RENACER, mimo braku Kilberga, utrzymał kierunek intensywnego gitarowo melodyjnego power metalu w przeważnie szybkich tempach i otwiera ten LP fanfarowym i zdecydowanym Nueva sangre, pokazując, że Diego de Paolo grać potrafi, a sekcja rytmiczna zgrała się na nowo bardzo szybko. Ostro tnie gitara w szybkim i zadziornym Alucinado z rozległym pasażem klawiszowym Hernána Vasallo, który zresztą ma na tej płycie sporo do powiedzenia, choć na pewno nie jest to typowy europower metal z równoległymi klawiszami w manierze włoskiej. Wręcz przeciwnie, moc jest wielka, nawet miejscami porównywalna z USPM, z nieporównywalnie większą chwytliwością kompozycji. Tak jak w niszczącym, brawurowym Senderos del tiempo, czy też wybornym, dumnym i dramatycznym Madre Tierra, gdzie po raz kolejny w solowych popisach Diego de Paolo pokazuje wielką klasę. I do tej kategorii należy także ostry i z rozmachem zrobiony heroiczny El juego del destino, który jest potężnym akcentem na zakończenie tego albumu.
Epicko i lekko w stylu bardów i minstreli rozgrywany jest Estrella negra, kompozycja utrzymana w średnim, równomiernym tempie. Po latach trochę podobnie grał inny argentyński zespół BARLOVENTOS. Christian Bertoncelli jest postacią pierwszoplanową mimo tego, że ekipa wcale mu posłusznie nie podgrywa, ale ten dosyć wysoki, wyrazisty głos jest po prostu stworzony do dominacji. Na nim opiera się klimat łagodnego songu Volver a soñar, gdzie zagrał gościnnie gitarzysta Emiliano Ortiz z MISTICA POWER. Emiliano Ortiz zagrał także w słynnym, zbudowanym na neoklasycznym zrębie, heroicznym killerze Guerrero inmortal z przepięknym jego solem gitarowym. Pewne elementy neoklasyczne i nawet progresywne w stylu przekazu pojawiają się w Un nuevo sol i jest to dobre, jednak RENACER grający intensywniej i ostrzej jest jednak bardziej interesujący. Tu to trochę takie kopiowanie DRAGONFLY w mniej udanej formie.
Duża dawka rokendolowego rozluźnienia w prostym Mucho mejor i pewnie i taka kompozycja była tu potrzebna, by przyciągnąć szersze rockowe grono słuchaczy... Gdzie jej tam jednak do Lejos de mi tierra, ponownie wykorzystującego neoklasyczne elementy w melodyjnym power metalu.
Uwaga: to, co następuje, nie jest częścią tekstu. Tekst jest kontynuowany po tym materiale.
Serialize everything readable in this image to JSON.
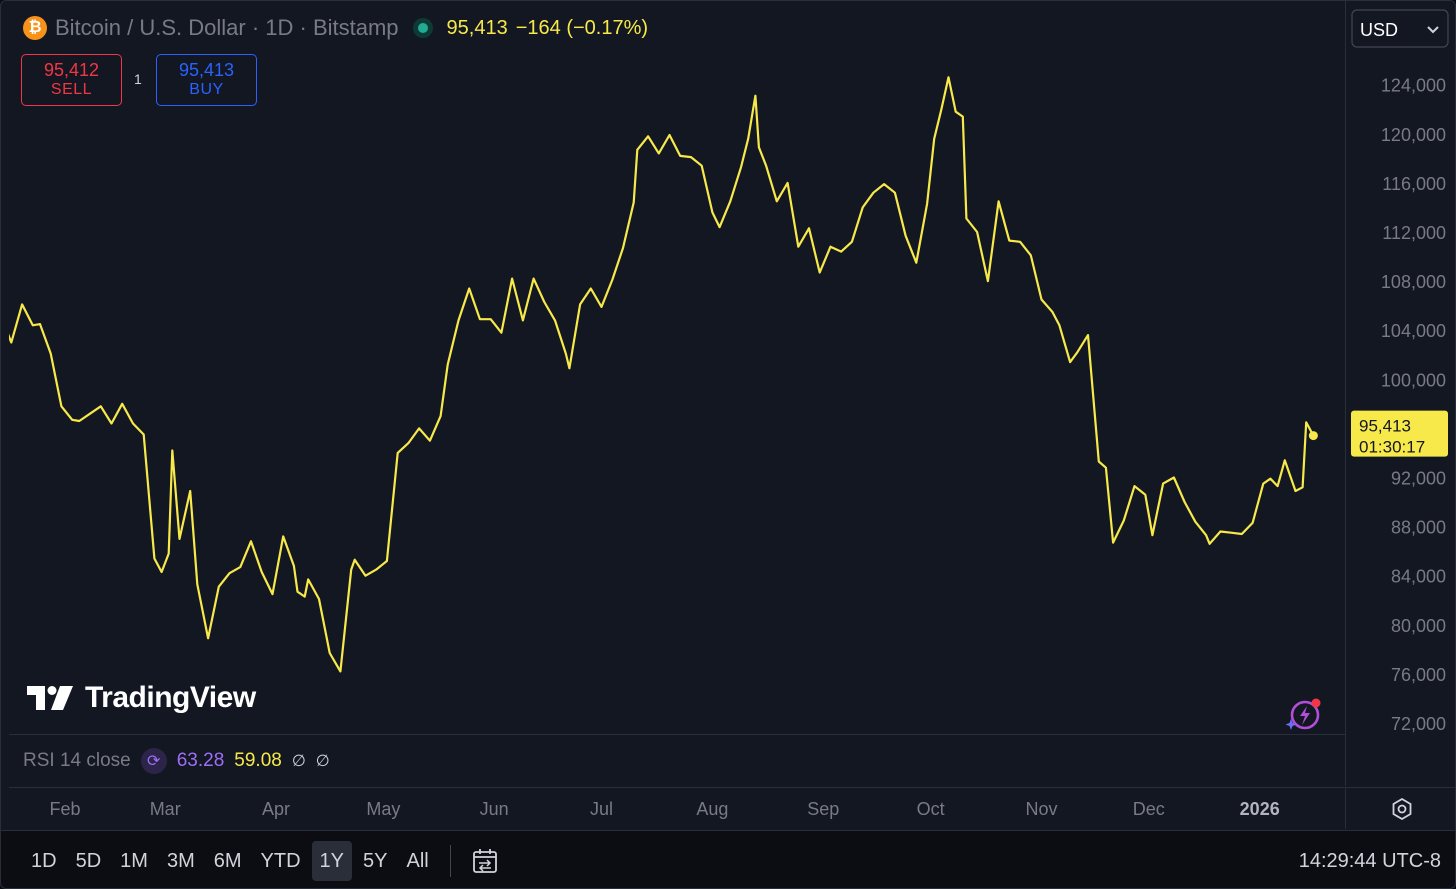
{
  "header": {
    "symbol_icon": "bitcoin-icon",
    "title": "Bitcoin / U.S. Dollar · 1D · Bitstamp",
    "last_price": "95,413",
    "change": "−164 (−0.17%)"
  },
  "trade": {
    "sell_price": "95,412",
    "sell_label": "SELL",
    "spread": "1",
    "buy_price": "95,413",
    "buy_label": "BUY"
  },
  "currency_select": {
    "value": "USD",
    "options": [
      "USD"
    ]
  },
  "price_badge": {
    "price": "95,413",
    "countdown": "01:30:17"
  },
  "brand": {
    "name": "TradingView"
  },
  "rsi": {
    "label": "RSI 14 close",
    "value1": "63.28",
    "value2": "59.08",
    "null1": "∅",
    "null2": "∅"
  },
  "time_axis": {
    "labels": [
      "Feb",
      "Mar",
      "Apr",
      "May",
      "Jun",
      "Jul",
      "Aug",
      "Sep",
      "Oct",
      "Nov",
      "Dec",
      "2026"
    ]
  },
  "bottom_bar": {
    "ranges": [
      "1D",
      "5D",
      "1M",
      "3M",
      "6M",
      "YTD",
      "1Y",
      "5Y",
      "All"
    ],
    "active_range": "1Y",
    "clock": "14:29:44 UTC-8"
  },
  "colors": {
    "line": "#f7e94a",
    "sell": "#f23645",
    "buy": "#2962ff",
    "rsi_primary": "#9c6ff5",
    "background": "#131722"
  },
  "chart_data": {
    "type": "line",
    "title": "Bitcoin / U.S. Dollar · 1D · Bitstamp",
    "xlabel": "",
    "ylabel": "",
    "ylim": [
      70000,
      128500
    ],
    "yticks": [
      72000,
      76000,
      80000,
      84000,
      88000,
      92000,
      100000,
      104000,
      108000,
      112000,
      116000,
      120000,
      124000
    ],
    "ytick_labels": [
      "72,000",
      "76,000",
      "80,000",
      "84,000",
      "88,000",
      "92,000",
      "100,000",
      "104,000",
      "108,000",
      "112,000",
      "116,000",
      "120,000",
      "124,000"
    ],
    "x_axis_dates": [
      "2025-02-01",
      "2025-03-01",
      "2025-04-01",
      "2025-05-01",
      "2025-06-01",
      "2025-07-01",
      "2025-08-01",
      "2025-09-01",
      "2025-10-01",
      "2025-11-01",
      "2025-12-01",
      "2026-01-01"
    ],
    "series": [
      {
        "x": [
          "2025-01-14",
          "2025-01-15",
          "2025-01-17",
          "2025-01-20",
          "2025-01-23",
          "2025-01-25",
          "2025-01-28",
          "2025-01-31",
          "2025-02-03",
          "2025-02-05",
          "2025-02-08",
          "2025-02-11",
          "2025-02-14",
          "2025-02-17",
          "2025-02-20",
          "2025-02-23",
          "2025-02-26",
          "2025-02-28",
          "2025-03-02",
          "2025-03-03",
          "2025-03-05",
          "2025-03-08",
          "2025-03-10",
          "2025-03-13",
          "2025-03-16",
          "2025-03-19",
          "2025-03-22",
          "2025-03-25",
          "2025-03-28",
          "2025-03-31",
          "2025-04-03",
          "2025-04-06",
          "2025-04-07",
          "2025-04-09",
          "2025-04-10",
          "2025-04-13",
          "2025-04-16",
          "2025-04-19",
          "2025-04-22",
          "2025-04-23",
          "2025-04-26",
          "2025-04-29",
          "2025-05-02",
          "2025-05-05",
          "2025-05-08",
          "2025-05-11",
          "2025-05-14",
          "2025-05-17",
          "2025-05-19",
          "2025-05-22",
          "2025-05-25",
          "2025-05-28",
          "2025-05-31",
          "2025-06-03",
          "2025-06-06",
          "2025-06-09",
          "2025-06-12",
          "2025-06-15",
          "2025-06-18",
          "2025-06-21",
          "2025-06-22",
          "2025-06-25",
          "2025-06-28",
          "2025-07-01",
          "2025-07-04",
          "2025-07-07",
          "2025-07-10",
          "2025-07-11",
          "2025-07-14",
          "2025-07-17",
          "2025-07-20",
          "2025-07-23",
          "2025-07-26",
          "2025-07-29",
          "2025-08-01",
          "2025-08-03",
          "2025-08-06",
          "2025-08-09",
          "2025-08-11",
          "2025-08-13",
          "2025-08-14",
          "2025-08-16",
          "2025-08-19",
          "2025-08-22",
          "2025-08-25",
          "2025-08-28",
          "2025-08-31",
          "2025-09-03",
          "2025-09-06",
          "2025-09-09",
          "2025-09-12",
          "2025-09-15",
          "2025-09-18",
          "2025-09-21",
          "2025-09-24",
          "2025-09-27",
          "2025-09-30",
          "2025-10-02",
          "2025-10-04",
          "2025-10-06",
          "2025-10-08",
          "2025-10-10",
          "2025-10-11",
          "2025-10-14",
          "2025-10-17",
          "2025-10-20",
          "2025-10-23",
          "2025-10-26",
          "2025-10-29",
          "2025-11-01",
          "2025-11-04",
          "2025-11-06",
          "2025-11-09",
          "2025-11-11",
          "2025-11-14",
          "2025-11-17",
          "2025-11-19",
          "2025-11-21",
          "2025-11-24",
          "2025-11-27",
          "2025-11-30",
          "2025-12-02",
          "2025-12-05",
          "2025-12-08",
          "2025-12-11",
          "2025-12-14",
          "2025-12-17",
          "2025-12-18",
          "2025-12-21",
          "2025-12-24",
          "2025-12-27",
          "2025-12-30",
          "2026-01-02",
          "2026-01-04",
          "2026-01-06",
          "2026-01-08",
          "2026-01-11",
          "2026-01-13",
          "2026-01-14",
          "2026-01-16"
        ],
        "y": [
          99600,
          104500,
          103000,
          106100,
          104400,
          104500,
          102100,
          97800,
          96700,
          96600,
          97200,
          97800,
          96400,
          98000,
          96400,
          95500,
          85400,
          84300,
          85800,
          94200,
          87000,
          90900,
          83300,
          78900,
          83100,
          84200,
          84700,
          86800,
          84300,
          82500,
          87200,
          84800,
          82700,
          82300,
          83700,
          82100,
          77700,
          76200,
          84500,
          85300,
          84000,
          84500,
          85200,
          94000,
          94800,
          96000,
          95000,
          97000,
          101200,
          104800,
          107400,
          104900,
          104900,
          103800,
          108200,
          104800,
          108200,
          106300,
          104800,
          102100,
          100900,
          106100,
          107400,
          105900,
          108100,
          110700,
          114400,
          118700,
          119800,
          118400,
          119900,
          118200,
          118100,
          117400,
          113600,
          112400,
          114500,
          117300,
          119600,
          123100,
          118900,
          117400,
          114500,
          116000,
          110800,
          112300,
          108700,
          110800,
          110400,
          111200,
          114000,
          115200,
          115900,
          115200,
          111700,
          109500,
          114300,
          119600,
          122000,
          124600,
          121800,
          121400,
          113100,
          112000,
          108000,
          114500,
          111300,
          111200,
          110100,
          106500,
          105500,
          104400,
          101400,
          102200,
          103600,
          93300,
          92800,
          86700,
          88500,
          91300,
          90600,
          87300,
          91500,
          92000,
          90000,
          88400,
          87300,
          86600,
          87600,
          87500,
          87400,
          88300,
          91500,
          91900,
          91300,
          93400,
          90900,
          91200,
          96500,
          95413
        ]
      }
    ],
    "last": {
      "price": 95413,
      "countdown": "01:30:17"
    }
  }
}
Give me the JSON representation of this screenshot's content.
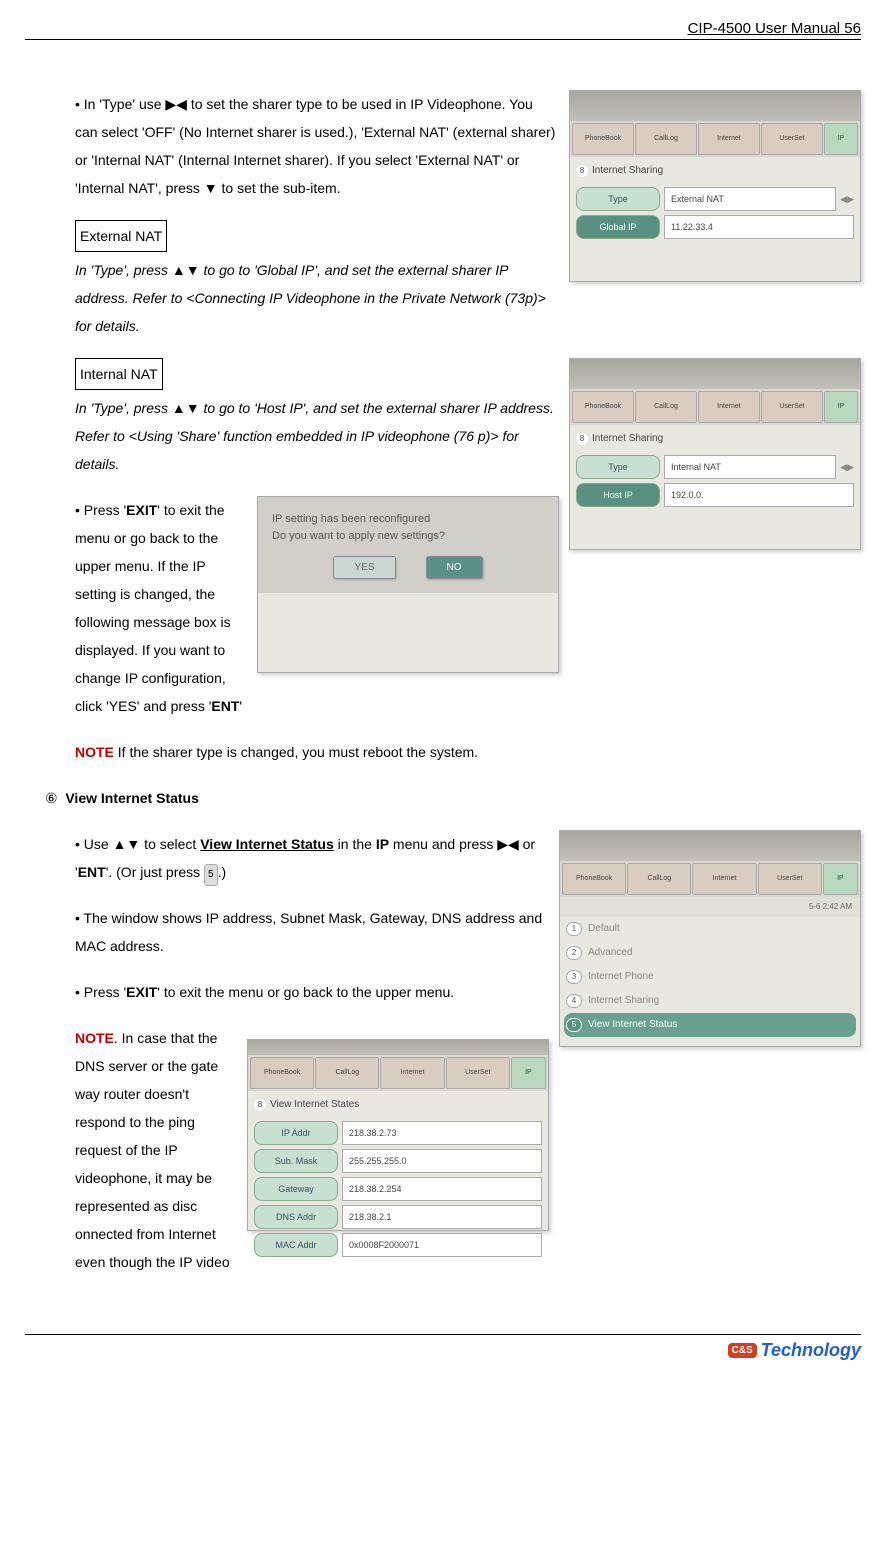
{
  "header": {
    "title": "CIP-4500 User Manual 56"
  },
  "para1": "• In 'Type' use ▶◀ to set the sharer type to be used in IP Videophone. You can select 'OFF' (No Internet sharer is used.), 'External NAT' (external sharer) or 'Internal NAT' (Internal Internet sharer). If you select 'External NAT' or 'Internal NAT', press ▼ to set the sub-item.",
  "ext_nat_label": "External NAT",
  "ext_nat_text_1": "In 'Type', press ▲▼ to go to 'Global IP', and set the external sharer IP address. Refer to <",
  "ext_nat_text_ref": "Connecting IP Videophone in the Private Network",
  "ext_nat_text_2": " (73p)> for details.",
  "int_nat_label": "Internal NAT",
  "int_nat_text_1": "In 'Type', press ▲▼ to go to 'Host IP', and set the external sharer IP address. Refer to <",
  "int_nat_text_ref": "Using 'Share' function embedded in IP videophone",
  "int_nat_text_2": " (76 p)> for details.",
  "exit_para_1": "• Press '",
  "exit_bold": "EXIT",
  "exit_para_2": "' to exit the menu or go back to the upper menu. If the IP setting is changed, the following message box is displayed. If you want to change IP configuration, click 'YES' and press '",
  "ent_bold": "ENT",
  "exit_para_3": "'",
  "note1_label": "NOTE",
  "note1_text": " If the sharer type is changed, you must reboot the system.",
  "section6_num": "⑥",
  "section6_title": "View Internet Status",
  "s6p1_a": "• Use ▲▼ to select ",
  "s6p1_bold": "View Internet Status",
  "s6p1_b": " in the ",
  "s6p1_bold2": "IP",
  "s6p1_c": " menu and press ▶◀ or '",
  "s6p1_bold3": "ENT",
  "s6p1_d": "'. (Or just press ",
  "s6p1_key": "5",
  "s6p1_e": ".)",
  "s6p2": "• The window shows IP address, Subnet Mask, Gateway, DNS address and MAC address.",
  "s6p3_a": "• Press '",
  "s6p3_bold": "EXIT",
  "s6p3_b": "' to exit the menu or go back to the upper menu.",
  "note2_label": "NOTE",
  "note2_text": ".  In case that the DNS server or the gate way router doesn't respond to the ping request of the IP videophone, it may be represented as disc onnected from Internet even though the IP video",
  "tabs": [
    "PhoneBook",
    "CallLog",
    "Internet",
    "UserSet",
    "IP"
  ],
  "shot1": {
    "title": "Internet Sharing",
    "type_label": "Type",
    "type_val": "External NAT",
    "ip_label": "Global IP",
    "ip_val": "11.22.33.4"
  },
  "shot2": {
    "title": "Internet Sharing",
    "type_label": "Type",
    "type_val": "Internal NAT",
    "ip_label": "Host IP",
    "ip_val": "192.0.0."
  },
  "shot3": {
    "msg": "IP setting has been reconfigured\nDo you want to apply new settings?",
    "yes": "YES",
    "no": "NO"
  },
  "shot4": {
    "time": "5-6  2:42 AM",
    "items": [
      "Default",
      "Advanced",
      "Internet Phone",
      "Internet Sharing",
      "View Internet Status"
    ]
  },
  "shot5": {
    "title": "View Internet States",
    "rows": [
      {
        "label": "IP Addr",
        "val": "218.38.2.73"
      },
      {
        "label": "Sub. Mask",
        "val": "255.255.255.0"
      },
      {
        "label": "Gateway",
        "val": "218.38.2.254"
      },
      {
        "label": "DNS Addr",
        "val": "218.38.2.1"
      },
      {
        "label": "MAC Addr",
        "val": "0x0008F2000071"
      }
    ]
  },
  "logo": {
    "badge": "C&S",
    "text": "Technology"
  }
}
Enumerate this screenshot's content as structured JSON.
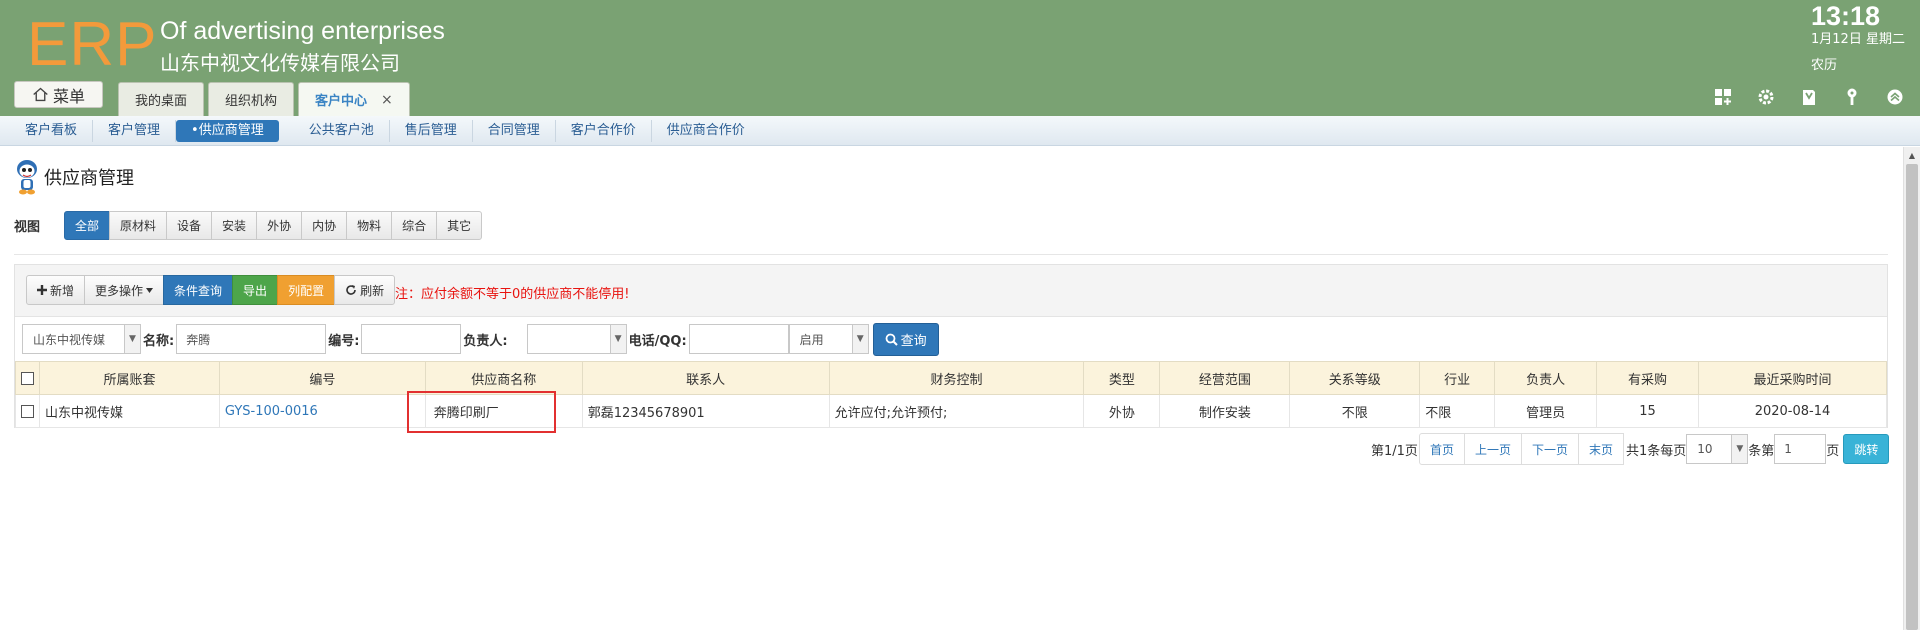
{
  "header": {
    "logo": "ERP",
    "company_en": "Of advertising enterprises",
    "company_cn": "山东中视文化传媒有限公司",
    "time": "13:18",
    "date": "1月12日 星期二",
    "lunar": "农历",
    "menu_label": "菜单",
    "tabs": [
      {
        "label": "我的桌面"
      },
      {
        "label": "组织机构"
      },
      {
        "label": "客户中心",
        "close": "×"
      }
    ],
    "icons": [
      "grid-add-icon",
      "gear-icon",
      "book-icon",
      "key-icon",
      "collapse-up-icon"
    ]
  },
  "subnav": [
    "客户看板",
    "客户管理",
    "•供应商管理",
    "公共客户池",
    "售后管理",
    "合同管理",
    "客户合作价",
    "供应商合作价"
  ],
  "page": {
    "title": "供应商管理",
    "view_label": "视图",
    "views": [
      "全部",
      "原材料",
      "设备",
      "安装",
      "外协",
      "内协",
      "物料",
      "综合",
      "其它"
    ]
  },
  "toolbar": {
    "add": "新增",
    "more": "更多操作",
    "condition": "条件查询",
    "export": "导出",
    "columns": "列配置",
    "refresh": "刷新",
    "note": "注：应付余额不等于0的供应商不能停用!"
  },
  "filters": {
    "account": "山东中视传媒",
    "name_label": "名称:",
    "name_value": "奔腾",
    "code_label": "编号:",
    "code_value": "",
    "owner_label": "负责人:",
    "owner_value": "",
    "phone_label": "电话/QQ:",
    "phone_value": "",
    "status": "启用",
    "search": "查询"
  },
  "table": {
    "headers": [
      "所属账套",
      "编号",
      "供应商名称",
      "联系人",
      "财务控制",
      "类型",
      "经营范围",
      "关系等级",
      "行业",
      "负责人",
      "有采购",
      "最近采购时间"
    ],
    "rows": [
      [
        "山东中视传媒",
        "GYS-100-0016",
        "奔腾印刷厂",
        "郭磊12345678901",
        "允许应付;允许预付;",
        "外协",
        "制作安装",
        "不限",
        "不限",
        "管理员",
        "15",
        "2020-08-14"
      ]
    ]
  },
  "pager": {
    "page_info": "第1/1页",
    "first": "首页",
    "prev": "上一页",
    "next": "下一页",
    "last": "末页",
    "total_prefix": "共1条每页",
    "page_size": "10",
    "size_suffix": "条第",
    "page_input": "1",
    "page_suffix": "页",
    "jump": "跳转"
  }
}
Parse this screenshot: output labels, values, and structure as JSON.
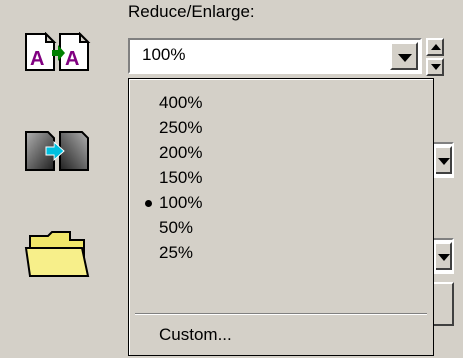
{
  "panel": {
    "label": "Reduce/Enlarge:",
    "selected": "100%"
  },
  "dropdown": {
    "options": [
      "400%",
      "250%",
      "200%",
      "150%",
      "100%",
      "50%",
      "25%"
    ],
    "selected_index": 4,
    "custom": "Custom..."
  },
  "icons": {
    "top": "resize-page-icon",
    "middle": "transparency-page-icon",
    "bottom": "folder-icon"
  },
  "colors": {
    "purple": "#800080",
    "green": "#008000",
    "cyan": "#00c0e0",
    "folder": "#f0e66a"
  }
}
Tak we wczesnych latach 90tych grał zdobywający sławę RATA BLANCA.

Zmiany składu nie odbiły się specjalnie na jakości muzyki, bo następcy stanęli na wysokości zadania, a lider okazał się kompozytorem zdolnym stworzyć atrakcyjne kompozycje na więcej niż jedną płytę.


ocena: 9,4/10

new 2.10.2022
 
NIE JESTEM ATEISTĄ - WIERZĘ W HEAVY METAL

"Only The Strong Survive!"

Odpowiedz
#3
Renacer - Hijo del viento (2009)

[Obrazek: 256592.jpg?3449]

tracklista:
1.Lenguas de serpiente 04:14
2.Bienvenidos al show 04:32
3.Hijo del viento 05:36
4.Vida a los sueños y sangre al corazon 05:45
5.El valle de la muerte 04:32
6.Donde quedó tu corazón 04:32
7.Un triste atardecer 05:19
8.Ni un solo golpe más 04:23
9.En el olvido 04:21
10.La última esperanza 05:15

rok wydania: 2009
gatunek: heavy/power metal
kraj: Argentyna

skład zespołu:
Christian Bertoncelli - śpiew
Diego de Paolo - gitara
Lorenzo Carabajal - gitara
Fernando Ullúa - gitara basowa
Diego Lara - perkusja
Hernán Vasallo - instrumenty klawiszowe


W roku 2009 RENACER związał się z najważniejszą argentyńską wytwórnią Icarus Music i w rozszerzonym w 2007 o drugiego gitarzystę Lorenzo Carabajala składzie, w listopadzie zaprezentował swój trzeci album "Hijo del viento".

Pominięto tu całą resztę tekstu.